Slowly and surely, the fading stars of the past are re-emerging and making it a little bit harder to make jokes about their last performances. Last year, Kevin Costner lifted himself a little out of the joke-world with a good performance in the underrated “Thirteen Days.” Recently, Robert Redford proved that he still has the skills that made him a superstar even in a mediocre action film like “Spy Game.” And on television a former lesser star, Kiefer Sutherland, is giving the greatest performance of his career in “24” after everyone else thought that they had seen the last of him.
Now, it is Richard Gere”s turn. Of late, Gere has turned to inferior films due to one of two desires _ money (“Runaway Bride”) or political beliefs (“Red Corner”) _ but it seems that finally, Mr. Gere has found a film he actually cares about, turning in a performance he can be proud of. And the role of John Klein is perfect for him.
Klein, a Washington Post reporter, is happily married to Mary (Debra Messing, “Will and Grace”), until they excitedly drive after a new home purchase and get into an accident that critically injures Mary. John is perplexed as to what Mary refers when she says, “You didn”t see it, did you?”
Two years later, Klein, driving down to Virginia for an interview, inexplicably gets lost and breaks down in the West Virginian town of Point Pleasant. Klein immediately experiences weird events when he knocks on the door of Gordon (Will Patton, “Remember the Titans”) and is surprisingly told he has knocked there the previous two nights as well. Local cop Connie Parker (Laura Linney, “You Can Count on Me”) shows up and then helps Klein get situated in his new surroundings.
Soon, Klein learns of some bizarre sightings that have been occurring in the not so peaceful town, and they bear resemblance to the drawings of Klein”s wife. The figure people report appears to be a combination of moth and man, with two glowing red eyes. Soon, this presence is talking to residents as well, starting with Gordon. He is even predicting world disasters.

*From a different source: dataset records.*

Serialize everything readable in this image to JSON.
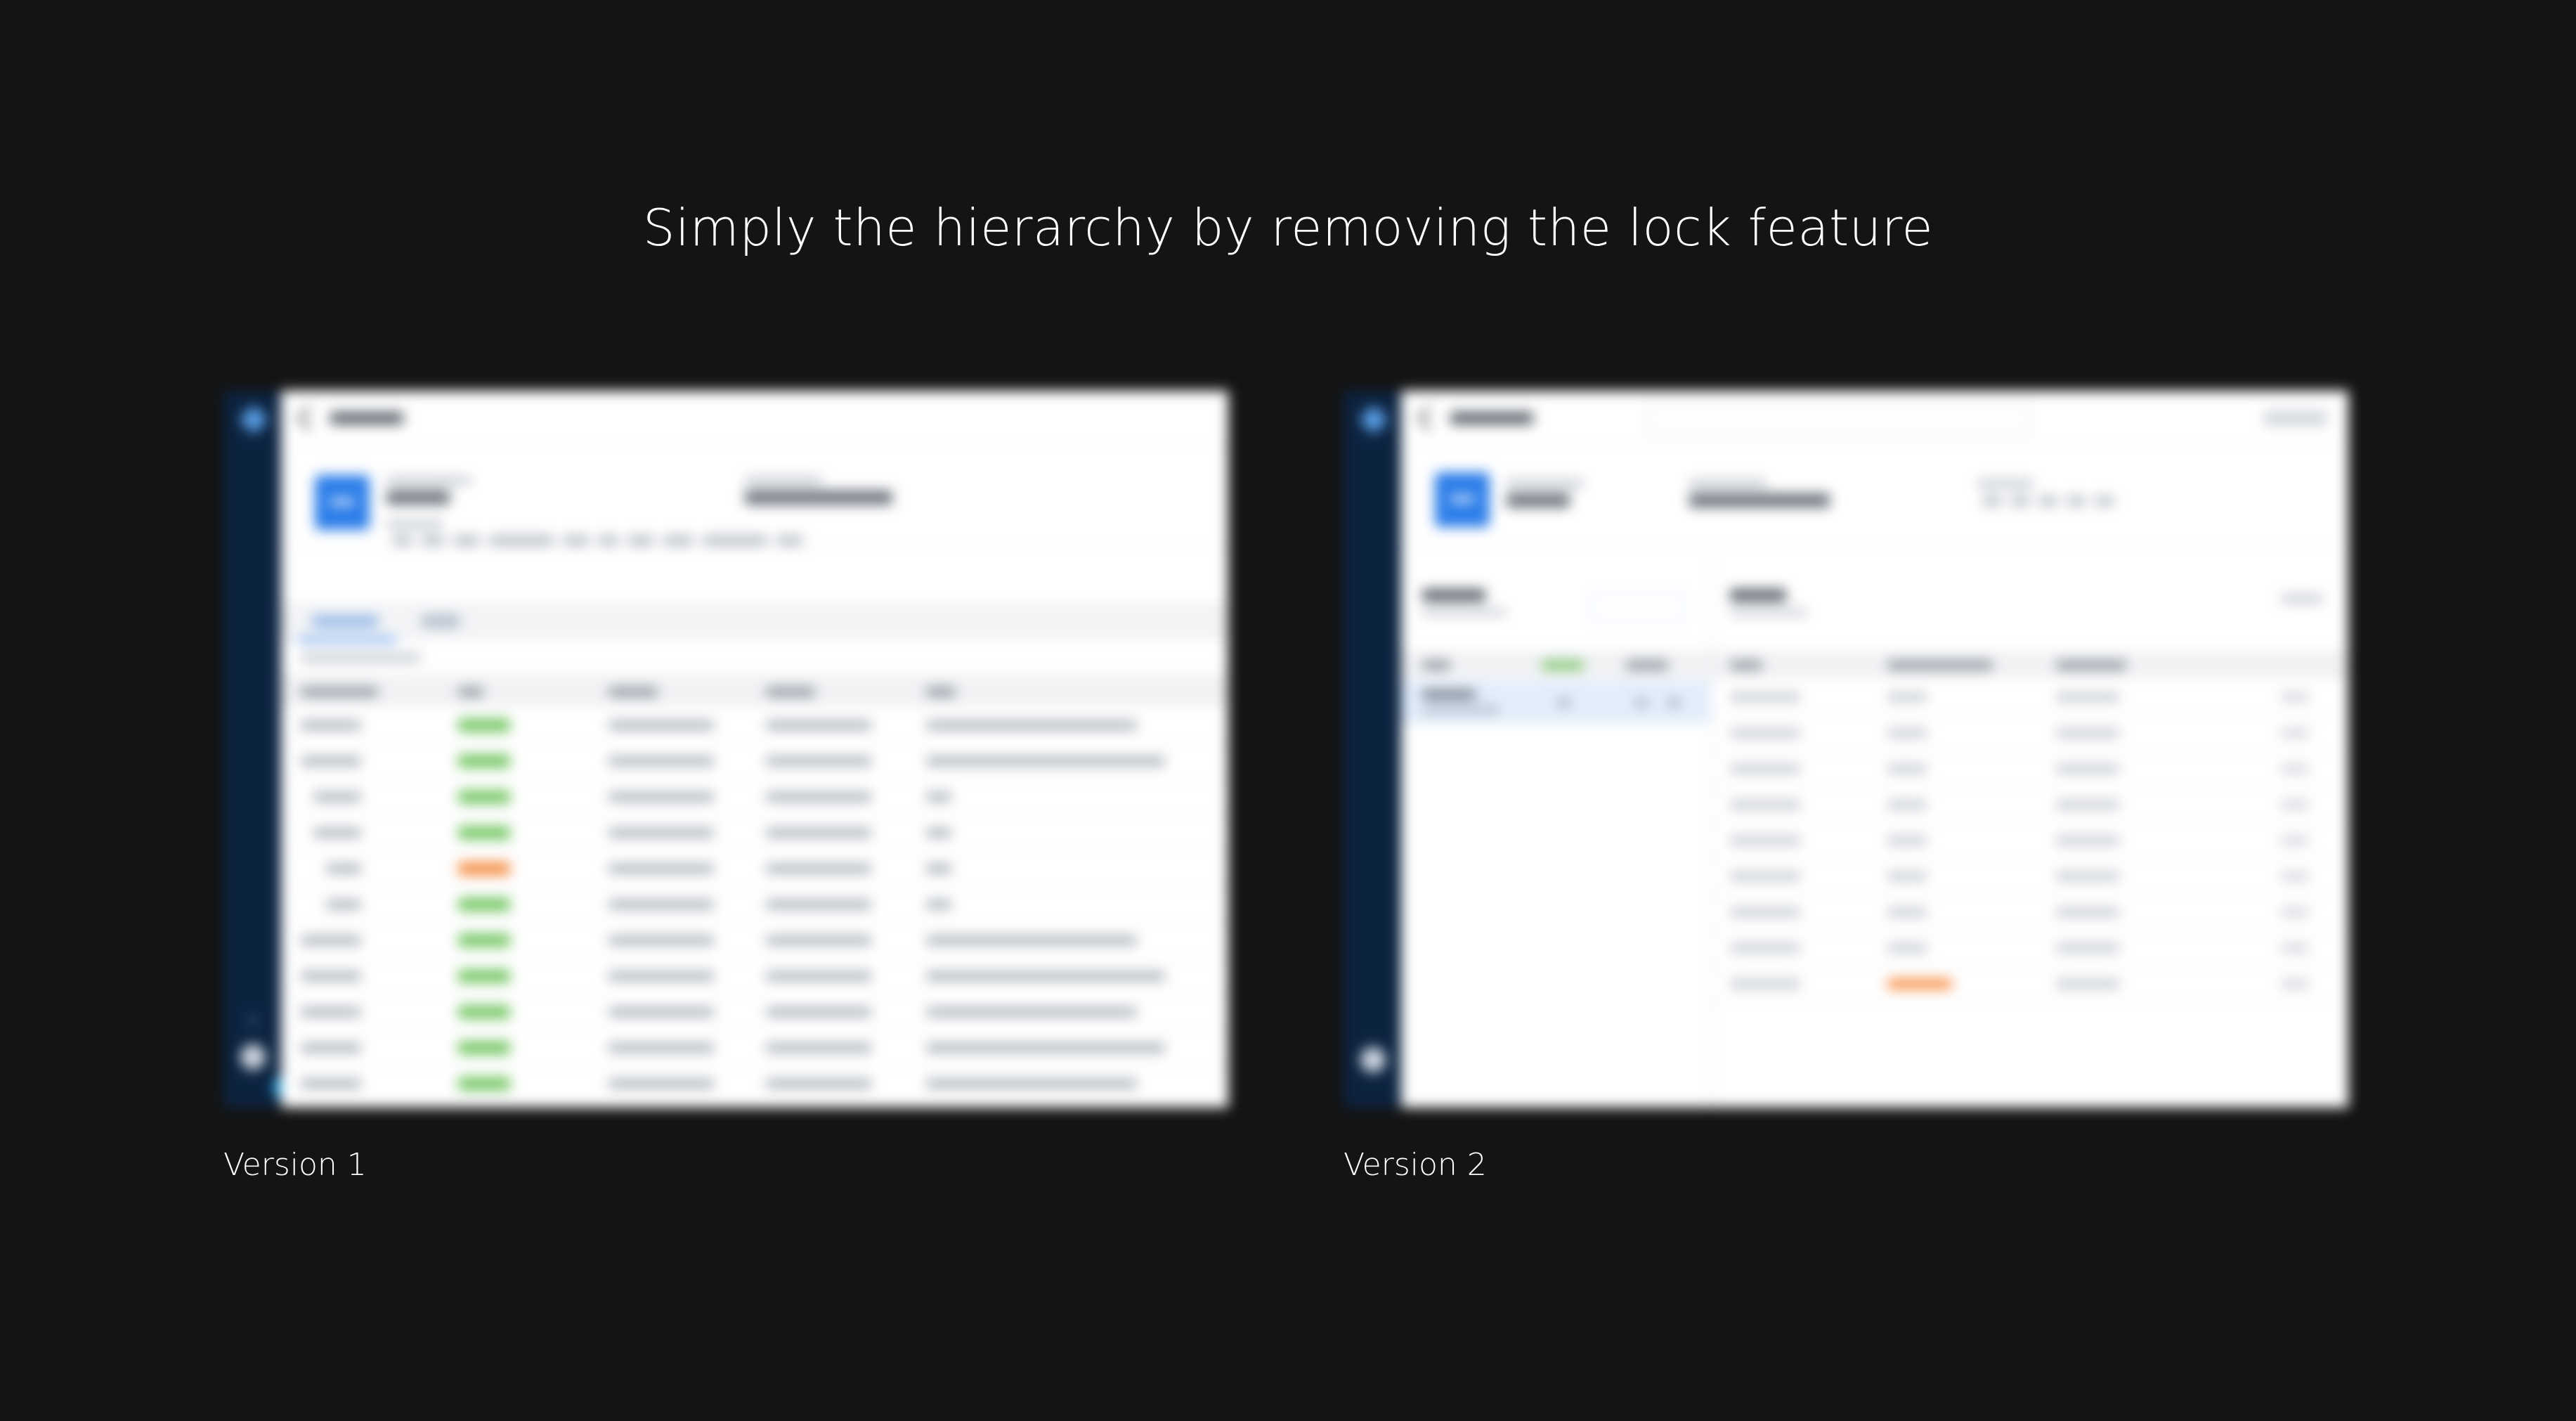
{
  "headline": "Simply the hierarchy by removing the lock feature",
  "versions": [
    {
      "caption": "Version 1",
      "table_rows": [
        {
          "status": "ok"
        },
        {
          "status": "ok"
        },
        {
          "status": "ok"
        },
        {
          "status": "ok"
        },
        {
          "status": "warn"
        },
        {
          "status": "ok"
        },
        {
          "status": "ok"
        },
        {
          "status": "ok"
        },
        {
          "status": "ok"
        },
        {
          "status": "ok"
        },
        {
          "status": "ok"
        }
      ]
    },
    {
      "caption": "Version 2",
      "list_rows": [
        {
          "status": "none"
        },
        {
          "status": "none"
        },
        {
          "status": "none"
        },
        {
          "status": "none"
        },
        {
          "status": "none"
        },
        {
          "status": "none"
        },
        {
          "status": "none"
        },
        {
          "status": "none"
        },
        {
          "status": "warn"
        }
      ]
    }
  ],
  "colors": {
    "background": "#141414",
    "sidebar": "#0c2340",
    "accent": "#2b7de9",
    "status_ok": "#6cc35a",
    "status_warn": "#f4883a"
  },
  "icons": {
    "rail_logo": "diamond-logo-icon",
    "back": "chevron-left-icon",
    "user": "avatar-icon",
    "chat": "chat-bubble-icon"
  }
}
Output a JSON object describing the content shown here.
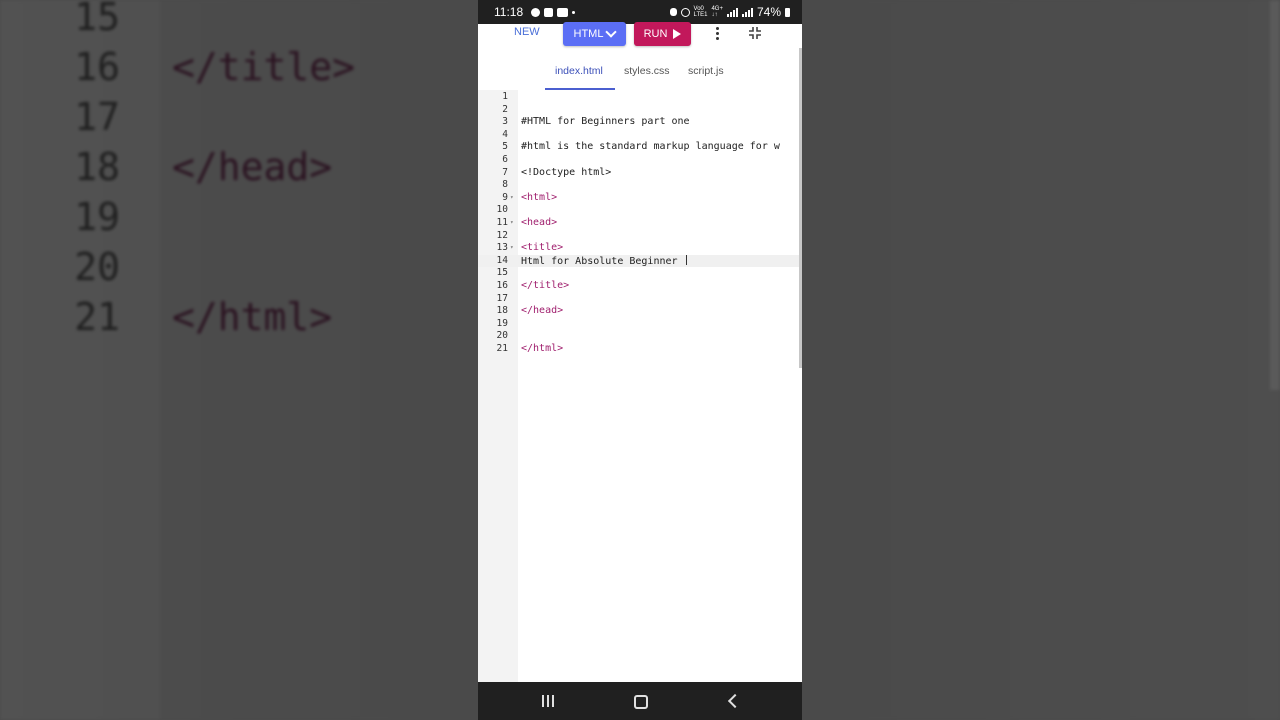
{
  "background": {
    "lines": [
      {
        "num": "15",
        "code": ""
      },
      {
        "num": "16",
        "code": "</title>"
      },
      {
        "num": "17",
        "code": ""
      },
      {
        "num": "18",
        "code": "</head>"
      },
      {
        "num": "19",
        "code": ""
      },
      {
        "num": "20",
        "code": ""
      },
      {
        "num": "21",
        "code": "</html>"
      }
    ]
  },
  "status_bar": {
    "time": "11:18",
    "battery": "74%",
    "network_top": "Vo0",
    "network_bottom": "LTE1",
    "signal_label_top": "4G+",
    "signal_label_bottom": "↓↑"
  },
  "toolbar": {
    "new_label": "NEW",
    "language_label": "HTML",
    "run_label": "RUN"
  },
  "tabs": [
    {
      "label": "index.html",
      "active": true
    },
    {
      "label": "styles.css",
      "active": false
    },
    {
      "label": "script.js",
      "active": false
    }
  ],
  "editor": {
    "current_line": 14,
    "lines": [
      {
        "num": "1",
        "code": "",
        "type": "text",
        "fold": false
      },
      {
        "num": "2",
        "code": "",
        "type": "text",
        "fold": false
      },
      {
        "num": "3",
        "code": "#HTML for Beginners part one",
        "type": "text",
        "fold": false
      },
      {
        "num": "4",
        "code": "",
        "type": "text",
        "fold": false
      },
      {
        "num": "5",
        "code": "#html is the standard markup language for w",
        "type": "text",
        "fold": false
      },
      {
        "num": "6",
        "code": "",
        "type": "text",
        "fold": false
      },
      {
        "num": "7",
        "code": "<!Doctype html>",
        "type": "text",
        "fold": false
      },
      {
        "num": "8",
        "code": "",
        "type": "text",
        "fold": false
      },
      {
        "num": "9",
        "code": "<html>",
        "type": "tag",
        "fold": true
      },
      {
        "num": "10",
        "code": "",
        "type": "text",
        "fold": false
      },
      {
        "num": "11",
        "code": "<head>",
        "type": "tag",
        "fold": true
      },
      {
        "num": "12",
        "code": "",
        "type": "text",
        "fold": false
      },
      {
        "num": "13",
        "code": "<title>",
        "type": "tag",
        "fold": true
      },
      {
        "num": "14",
        "code": "Html for Absolute Beginner",
        "type": "text",
        "fold": false
      },
      {
        "num": "15",
        "code": "",
        "type": "text",
        "fold": false
      },
      {
        "num": "16",
        "code": "</title>",
        "type": "tag",
        "fold": false
      },
      {
        "num": "17",
        "code": "",
        "type": "text",
        "fold": false
      },
      {
        "num": "18",
        "code": "</head>",
        "type": "tag",
        "fold": false
      },
      {
        "num": "19",
        "code": "",
        "type": "text",
        "fold": false
      },
      {
        "num": "20",
        "code": "",
        "type": "text",
        "fold": false
      },
      {
        "num": "21",
        "code": "</html>",
        "type": "tag",
        "fold": false
      }
    ]
  },
  "nav_bar": {
    "icons": [
      "recents-icon",
      "home-icon",
      "back-icon"
    ]
  }
}
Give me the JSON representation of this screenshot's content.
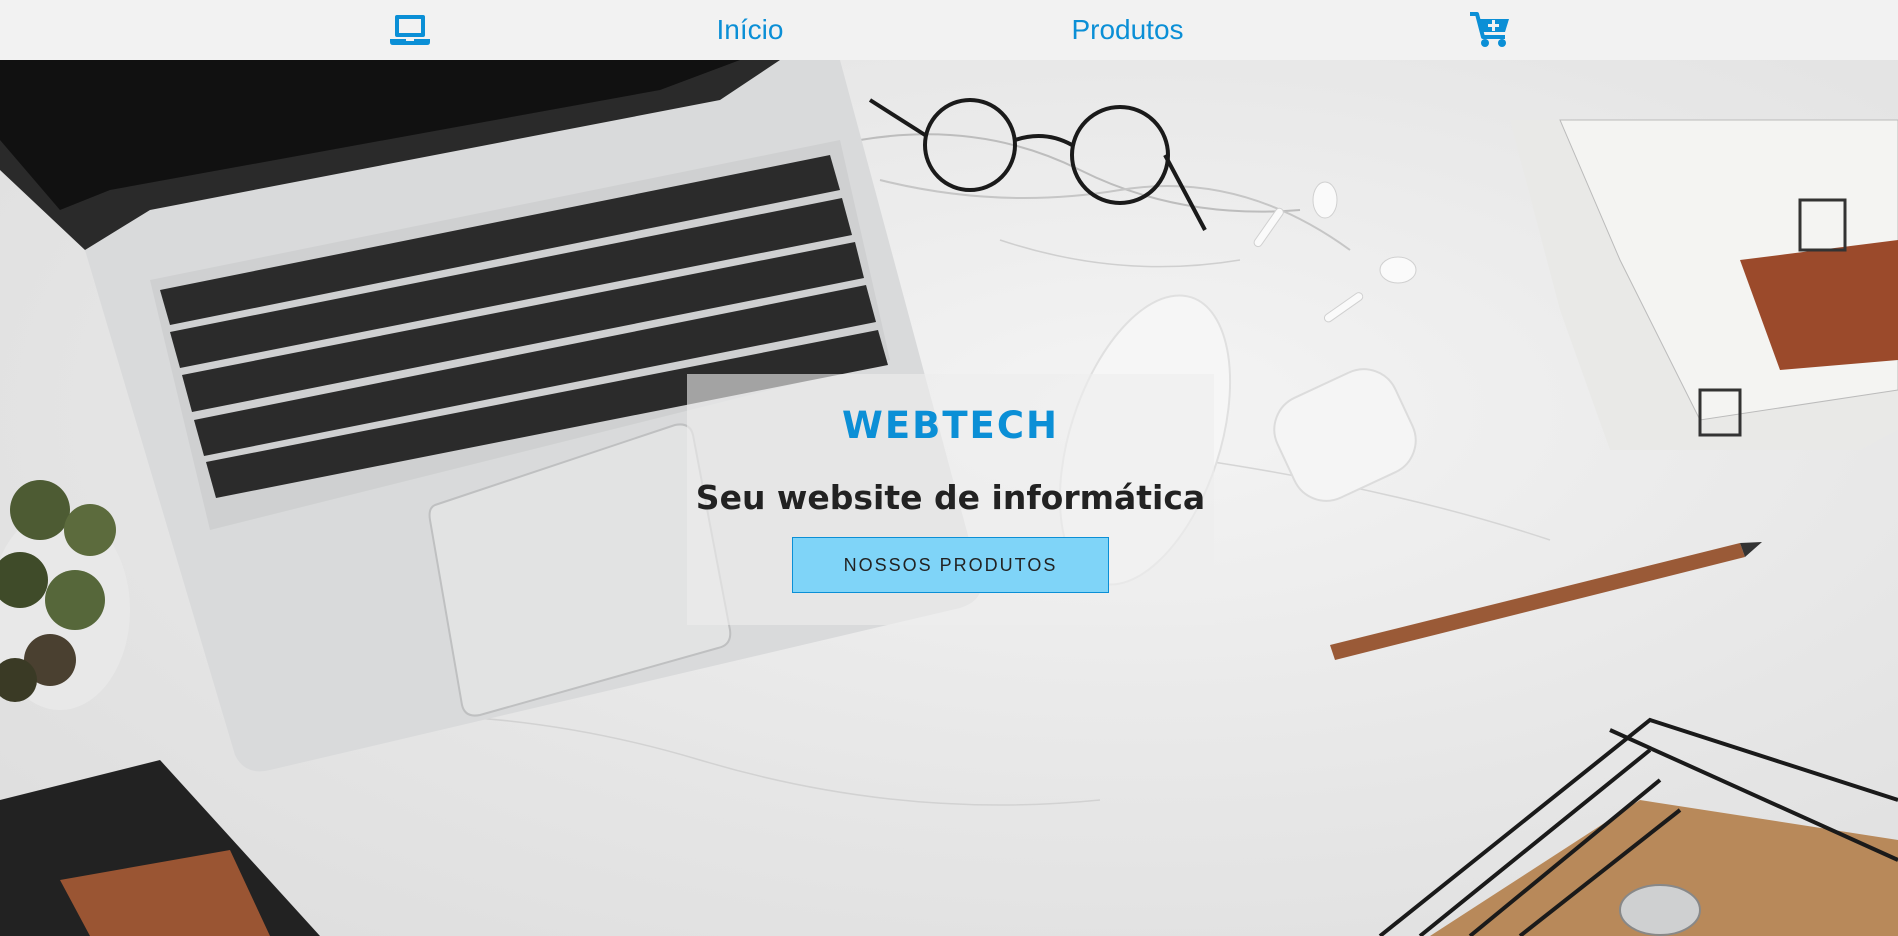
{
  "nav": {
    "logo_icon": "laptop-icon",
    "home_label": "Início",
    "products_label": "Produtos",
    "cart_icon": "cart-plus-icon",
    "accent_color": "#0b8fd6"
  },
  "hero": {
    "brand": "WEBTECH",
    "tagline": "Seu website de informática",
    "cta_label": "NOSSOS PRODUTOS",
    "cta_color": "#7fd4f8"
  }
}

Klein, with the help of Connie, is doing his best investigative work to discover what his really happening to the town”s residents, hoping that somehow it will help him figure out what happened to his wife.
“The Mothman Prophecies” is based on a non-fiction book by John Keel, and the film declares at the beginning that it is based on real events. How much of the story actually is real and what is just theory and superstition is hard to estimate. But either way, this film works mostly because of the overly creepy mood created by director Mark Pellington, director of “Arlington Road” but just as famous for directing Pearl Jam”s “Jeremy” video.
Canted close-ups, dark music and interesting transition graphics set the tone for the film, and while most of the action cannot be categorized as scary, there is still an overhanging tension and foreboding over almost every scene.
As the film moves along into its two hour plus running time, it loses a little bit of its freshness and comes close to losing the attention of the viewer. But after this sluggish fraction, the film leaps into its incredibly well executed climax. It is one of the best action sequences of recent memory, terrifying and exhilarating at once.
Gere is once again at his best working with material that makes use of his ability to overreact and erupt, while the camera loves staring into his remarkably black eyes. Laura Linney is equally first-rate, but she is such a fine actress that you wish she was in it even more.
Films dealing with the unexplained have a hard time leaving viewers satisfied at their conclusions, but the joy of a film like “The Mothman Prophecies” is not in finding answers to the supernatural questions that surround us, it is in those strange, mystifying events that initiate the investigations.